52: 13; "Countdown"; Kyung-Won Lim; Rich Fogel & Paul Dini; April 7, 2001; 052
Zeta returns to Neo-Gotham with his new companion Ro to look for his creator. However, a run-in with NSA agents trying to capture him leads Zeta to be captured by Mad Stan. Batman comes to Ro's aid to help her locate Zeta, only to learn that Stan is using her friend as a walking time-bomb in his latest destructive plot.

==Film==

| Title | Directed by | Written by | Movie No. | Released |
| Batman Beyond: Return of the Joker | Curt Geda | Paul Dini | 003 | December 12, 2000 |
After having seemingly died nearly four decades ago, the Joker mysteriously reappears in Gotham City. Now fully aware of all of the original Batman's secrets, he begins targeting people close to both Bruce and his successor Terry. Terry starts to investigate and discovers the details of what happened on the night that Bruce battled the Joker for the last time. When Joker plans to use a military defense satellite to destroy Gotham City, a climactic showdown begins between the original Batman's successor and his deadliest nemesis.

==Short==

| No. | Title | Directed by | Written by | Original release date |
| 1 | "Darwyn Cooke's Batman Beyond" | Darwyn Cooke | Darwyn Cooke | April 23, 2014 |
Bruce Wayne and Terry McGinnis confront a very familiar foe.

==Crossovers==
Batman Beyond has had multiple crossovers with other series in the DC Animated Universe.
- The Zeta Project

- Static Shock

- Justice League Unlimited

| No. | Title | Directed by | Written by | Original release date |
| 8 | "Shadows" | Tim Maltby | Rich Fogel | April 7, 2001 |
The destruction caused by a fight between Zeta and Infiltration Unit 7 causes Batman to believe that Zeta is endangering his companion Ro.

| No. | Title | Directed by | Written by | Original release date |
| 40 | "Future Shock" | Vic Dal Chele | Stan Berkowitz | January 17, 2004 |
Static is sent 40 years into the future, where he has to help the Batman of that era, Terry McGinnis, save a captured superhero: Static's future self.

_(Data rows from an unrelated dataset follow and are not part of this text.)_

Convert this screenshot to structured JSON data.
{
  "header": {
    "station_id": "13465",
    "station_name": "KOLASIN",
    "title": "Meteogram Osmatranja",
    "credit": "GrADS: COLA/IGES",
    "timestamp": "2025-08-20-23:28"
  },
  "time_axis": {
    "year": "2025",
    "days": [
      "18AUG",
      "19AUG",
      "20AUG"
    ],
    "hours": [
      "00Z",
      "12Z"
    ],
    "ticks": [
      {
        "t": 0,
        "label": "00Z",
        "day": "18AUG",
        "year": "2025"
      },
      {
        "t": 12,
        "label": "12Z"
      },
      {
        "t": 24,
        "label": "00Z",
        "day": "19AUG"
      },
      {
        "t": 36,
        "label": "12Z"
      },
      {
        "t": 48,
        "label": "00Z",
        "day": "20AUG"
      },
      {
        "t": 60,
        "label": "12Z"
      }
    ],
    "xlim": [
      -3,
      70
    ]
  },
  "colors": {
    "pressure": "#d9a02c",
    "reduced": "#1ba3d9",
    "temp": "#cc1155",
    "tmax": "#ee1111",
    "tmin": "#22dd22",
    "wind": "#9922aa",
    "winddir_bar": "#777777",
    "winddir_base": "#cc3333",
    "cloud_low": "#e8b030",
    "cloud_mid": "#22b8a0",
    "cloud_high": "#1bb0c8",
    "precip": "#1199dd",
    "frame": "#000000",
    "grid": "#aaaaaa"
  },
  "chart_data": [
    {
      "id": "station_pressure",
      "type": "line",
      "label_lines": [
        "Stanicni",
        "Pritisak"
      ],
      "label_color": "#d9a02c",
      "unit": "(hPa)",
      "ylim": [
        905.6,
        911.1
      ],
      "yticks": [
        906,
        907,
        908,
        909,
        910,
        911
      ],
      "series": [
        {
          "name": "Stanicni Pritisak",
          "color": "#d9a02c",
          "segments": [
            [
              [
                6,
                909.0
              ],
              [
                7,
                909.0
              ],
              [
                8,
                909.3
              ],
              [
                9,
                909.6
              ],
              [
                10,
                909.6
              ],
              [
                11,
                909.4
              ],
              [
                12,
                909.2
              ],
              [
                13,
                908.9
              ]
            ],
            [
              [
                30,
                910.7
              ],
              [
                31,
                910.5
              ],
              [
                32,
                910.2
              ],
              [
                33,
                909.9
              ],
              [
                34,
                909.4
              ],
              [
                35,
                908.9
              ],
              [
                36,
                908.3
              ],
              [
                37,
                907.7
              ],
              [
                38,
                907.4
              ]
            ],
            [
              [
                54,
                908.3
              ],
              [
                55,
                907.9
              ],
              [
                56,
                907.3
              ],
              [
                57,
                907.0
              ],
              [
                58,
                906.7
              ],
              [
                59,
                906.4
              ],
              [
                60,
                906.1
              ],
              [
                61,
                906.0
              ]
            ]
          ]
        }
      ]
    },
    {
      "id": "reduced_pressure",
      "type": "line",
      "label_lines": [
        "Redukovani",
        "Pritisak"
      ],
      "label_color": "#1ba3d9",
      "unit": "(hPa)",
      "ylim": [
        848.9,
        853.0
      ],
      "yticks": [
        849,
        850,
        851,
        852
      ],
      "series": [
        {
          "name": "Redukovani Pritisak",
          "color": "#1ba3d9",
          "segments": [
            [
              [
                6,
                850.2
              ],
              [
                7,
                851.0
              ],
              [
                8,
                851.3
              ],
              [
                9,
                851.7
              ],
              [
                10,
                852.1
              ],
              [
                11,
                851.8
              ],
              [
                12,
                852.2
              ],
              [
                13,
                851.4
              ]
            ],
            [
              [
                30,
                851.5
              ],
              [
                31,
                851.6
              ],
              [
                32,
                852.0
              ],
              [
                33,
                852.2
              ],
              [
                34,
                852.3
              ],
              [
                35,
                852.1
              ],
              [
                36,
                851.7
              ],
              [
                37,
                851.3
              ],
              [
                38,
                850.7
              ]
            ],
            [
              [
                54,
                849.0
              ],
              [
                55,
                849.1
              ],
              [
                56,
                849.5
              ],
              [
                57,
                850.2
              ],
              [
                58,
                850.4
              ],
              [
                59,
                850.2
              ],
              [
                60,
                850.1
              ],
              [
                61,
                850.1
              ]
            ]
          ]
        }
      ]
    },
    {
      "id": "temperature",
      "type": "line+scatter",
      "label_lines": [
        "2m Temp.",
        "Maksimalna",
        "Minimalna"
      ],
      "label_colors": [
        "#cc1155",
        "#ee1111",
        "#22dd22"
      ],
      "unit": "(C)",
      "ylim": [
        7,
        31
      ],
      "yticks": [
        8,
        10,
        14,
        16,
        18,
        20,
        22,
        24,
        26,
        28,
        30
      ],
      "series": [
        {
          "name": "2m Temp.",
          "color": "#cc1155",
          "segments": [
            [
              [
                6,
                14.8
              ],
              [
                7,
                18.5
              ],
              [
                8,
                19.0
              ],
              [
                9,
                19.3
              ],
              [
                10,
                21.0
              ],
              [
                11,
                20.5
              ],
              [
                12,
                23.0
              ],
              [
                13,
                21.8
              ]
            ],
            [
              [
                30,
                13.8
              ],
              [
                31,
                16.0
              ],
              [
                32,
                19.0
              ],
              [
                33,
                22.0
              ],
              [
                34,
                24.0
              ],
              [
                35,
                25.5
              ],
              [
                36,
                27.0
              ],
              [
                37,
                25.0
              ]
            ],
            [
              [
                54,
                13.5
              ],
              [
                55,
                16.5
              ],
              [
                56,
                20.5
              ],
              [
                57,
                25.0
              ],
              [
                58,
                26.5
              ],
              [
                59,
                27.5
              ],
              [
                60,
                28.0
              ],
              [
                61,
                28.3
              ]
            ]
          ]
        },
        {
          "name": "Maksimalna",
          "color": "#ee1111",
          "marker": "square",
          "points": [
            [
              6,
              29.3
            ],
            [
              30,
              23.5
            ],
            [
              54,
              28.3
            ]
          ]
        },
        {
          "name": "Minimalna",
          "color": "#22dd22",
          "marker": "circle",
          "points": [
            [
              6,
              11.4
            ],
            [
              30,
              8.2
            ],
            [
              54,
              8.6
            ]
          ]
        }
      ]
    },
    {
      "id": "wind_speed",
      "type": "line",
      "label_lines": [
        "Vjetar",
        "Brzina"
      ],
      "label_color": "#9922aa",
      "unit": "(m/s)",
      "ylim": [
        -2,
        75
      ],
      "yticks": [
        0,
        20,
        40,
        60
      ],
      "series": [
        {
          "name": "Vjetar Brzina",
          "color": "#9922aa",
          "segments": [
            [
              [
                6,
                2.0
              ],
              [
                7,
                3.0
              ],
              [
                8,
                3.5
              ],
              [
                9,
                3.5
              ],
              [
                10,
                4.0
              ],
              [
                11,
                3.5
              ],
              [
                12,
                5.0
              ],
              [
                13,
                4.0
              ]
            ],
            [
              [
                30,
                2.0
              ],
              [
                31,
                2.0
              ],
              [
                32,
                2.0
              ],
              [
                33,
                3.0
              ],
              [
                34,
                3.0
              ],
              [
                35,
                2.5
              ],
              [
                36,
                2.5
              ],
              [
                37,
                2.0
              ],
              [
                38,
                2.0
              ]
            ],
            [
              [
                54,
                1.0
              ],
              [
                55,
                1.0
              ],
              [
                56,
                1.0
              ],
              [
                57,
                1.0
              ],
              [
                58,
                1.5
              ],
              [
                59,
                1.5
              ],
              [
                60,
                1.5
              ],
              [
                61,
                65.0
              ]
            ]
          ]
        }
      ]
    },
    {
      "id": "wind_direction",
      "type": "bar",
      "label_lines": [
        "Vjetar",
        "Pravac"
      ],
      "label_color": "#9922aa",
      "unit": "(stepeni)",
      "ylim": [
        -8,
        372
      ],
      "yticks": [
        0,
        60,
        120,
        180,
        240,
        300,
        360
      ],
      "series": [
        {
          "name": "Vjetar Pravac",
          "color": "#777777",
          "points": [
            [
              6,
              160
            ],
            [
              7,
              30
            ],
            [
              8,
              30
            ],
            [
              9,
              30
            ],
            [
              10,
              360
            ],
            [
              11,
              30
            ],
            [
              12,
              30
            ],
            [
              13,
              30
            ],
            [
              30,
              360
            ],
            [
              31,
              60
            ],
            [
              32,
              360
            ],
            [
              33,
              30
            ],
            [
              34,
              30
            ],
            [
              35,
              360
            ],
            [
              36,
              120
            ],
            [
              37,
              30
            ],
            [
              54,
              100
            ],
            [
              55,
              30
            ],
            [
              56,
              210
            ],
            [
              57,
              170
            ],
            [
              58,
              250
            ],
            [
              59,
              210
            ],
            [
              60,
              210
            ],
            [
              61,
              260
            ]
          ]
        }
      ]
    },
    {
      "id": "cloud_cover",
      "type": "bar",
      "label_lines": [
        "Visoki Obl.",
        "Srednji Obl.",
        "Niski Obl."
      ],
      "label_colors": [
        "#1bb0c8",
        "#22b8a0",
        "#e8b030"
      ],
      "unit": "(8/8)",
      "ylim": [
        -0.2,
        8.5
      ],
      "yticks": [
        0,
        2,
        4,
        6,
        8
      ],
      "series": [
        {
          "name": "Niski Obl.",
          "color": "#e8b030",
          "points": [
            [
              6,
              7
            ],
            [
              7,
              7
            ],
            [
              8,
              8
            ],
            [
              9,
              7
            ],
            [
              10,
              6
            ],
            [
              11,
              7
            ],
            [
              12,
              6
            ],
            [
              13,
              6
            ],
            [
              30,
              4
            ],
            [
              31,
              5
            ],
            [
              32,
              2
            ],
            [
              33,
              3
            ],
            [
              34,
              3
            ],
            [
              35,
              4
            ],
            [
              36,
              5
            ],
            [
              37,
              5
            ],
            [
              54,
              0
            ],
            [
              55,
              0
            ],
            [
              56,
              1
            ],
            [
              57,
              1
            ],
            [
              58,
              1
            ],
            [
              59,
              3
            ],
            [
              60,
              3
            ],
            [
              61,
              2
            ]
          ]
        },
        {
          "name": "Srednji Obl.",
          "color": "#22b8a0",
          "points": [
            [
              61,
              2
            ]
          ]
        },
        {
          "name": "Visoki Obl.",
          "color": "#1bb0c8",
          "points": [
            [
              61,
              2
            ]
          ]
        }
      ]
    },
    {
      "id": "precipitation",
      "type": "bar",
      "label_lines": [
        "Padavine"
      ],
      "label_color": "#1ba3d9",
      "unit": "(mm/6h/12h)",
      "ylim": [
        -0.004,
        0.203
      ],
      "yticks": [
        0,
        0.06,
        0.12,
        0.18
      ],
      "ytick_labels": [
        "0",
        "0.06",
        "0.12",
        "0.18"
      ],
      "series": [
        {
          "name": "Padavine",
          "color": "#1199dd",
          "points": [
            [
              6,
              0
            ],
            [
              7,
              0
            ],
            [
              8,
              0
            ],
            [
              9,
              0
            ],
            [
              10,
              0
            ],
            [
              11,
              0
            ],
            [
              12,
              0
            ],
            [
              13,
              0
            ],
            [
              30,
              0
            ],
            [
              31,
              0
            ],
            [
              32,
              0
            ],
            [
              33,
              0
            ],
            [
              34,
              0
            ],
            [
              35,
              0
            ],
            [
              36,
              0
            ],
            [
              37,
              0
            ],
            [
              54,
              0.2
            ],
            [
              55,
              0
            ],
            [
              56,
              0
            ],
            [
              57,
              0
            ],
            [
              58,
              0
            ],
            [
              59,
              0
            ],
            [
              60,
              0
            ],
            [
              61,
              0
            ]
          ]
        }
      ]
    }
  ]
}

| No. | Title | Directed by | Written by | Original release date |
| 12 | "The Once and Future Thing Part 1: Weird Western Tales" | Dan Riba | Dwayne McDuffie | January 22, 2005 |
Batman, Wonder Woman, and Green Lantern chase Chronos into the past, where they team up with some of the greatest DC heroes of the Old West. After defeating stolen future tech in that era, they again follow Chronos to the future. Warhawk, a member of the future Justice League, is revealed to be the son of Green Lantern and Hawkgirl.
| 13 | "The Once and Future Thing Part 2: Time Warped" | Joaquim Dos Santos | Dwayne McDuffie | January 29, 2005 |
Batman, Green Lantern, and Wonder Woman chase Chronos into the Neo-Gotham City of Batman Beyond, just in time to face a battle with a group of Jokerz beside that era's Justice League. The time travelers are taken to the Justice League Unlimited refuge. An older Bruce Wayne reveals the street gang they fought together was enhanced by Chronos, who led them to kill the rest of the League of that era. The combined heroes defeat the retooled Jokerz, and Batman traps Chronos in a time loop of him arguing with his wife right before he began time traveling.
| 26 | "Epilogue" | Dan Riba | Dwayne McDuffie | July 23, 2005 |
In the future of Batman Beyond, Amanda Waller reveals to an older Terry McGinnis she created the project "Batman Beyond" to continue Bruce Wayne's work. Though initially Terry believed that he was a clone of Bruce Wayne, Waller states that Bruce is instead Terry's biological father. The truth being revealed to Terry allows him to let go of his anger and fear. He calls his long-time girlfriend Dana in preparation to ask her to marry him. Note: The episode acts as the Justice League season finale, as a crossover, and as the final Batman Beyond episode. It contains many references to prior episodes of Justice League, Batman Beyond and Batman: The Animated Series such as the death of Terry's father, Ace from the episode "Wild Cards", the future Justice League, much of Terry's rogues gallery, the Gray Ghost and Andrea Beaumont. The final scene also bears a resemblance to the first scene of "On Leather Wings" (the first episode of Batman: The Animated Series).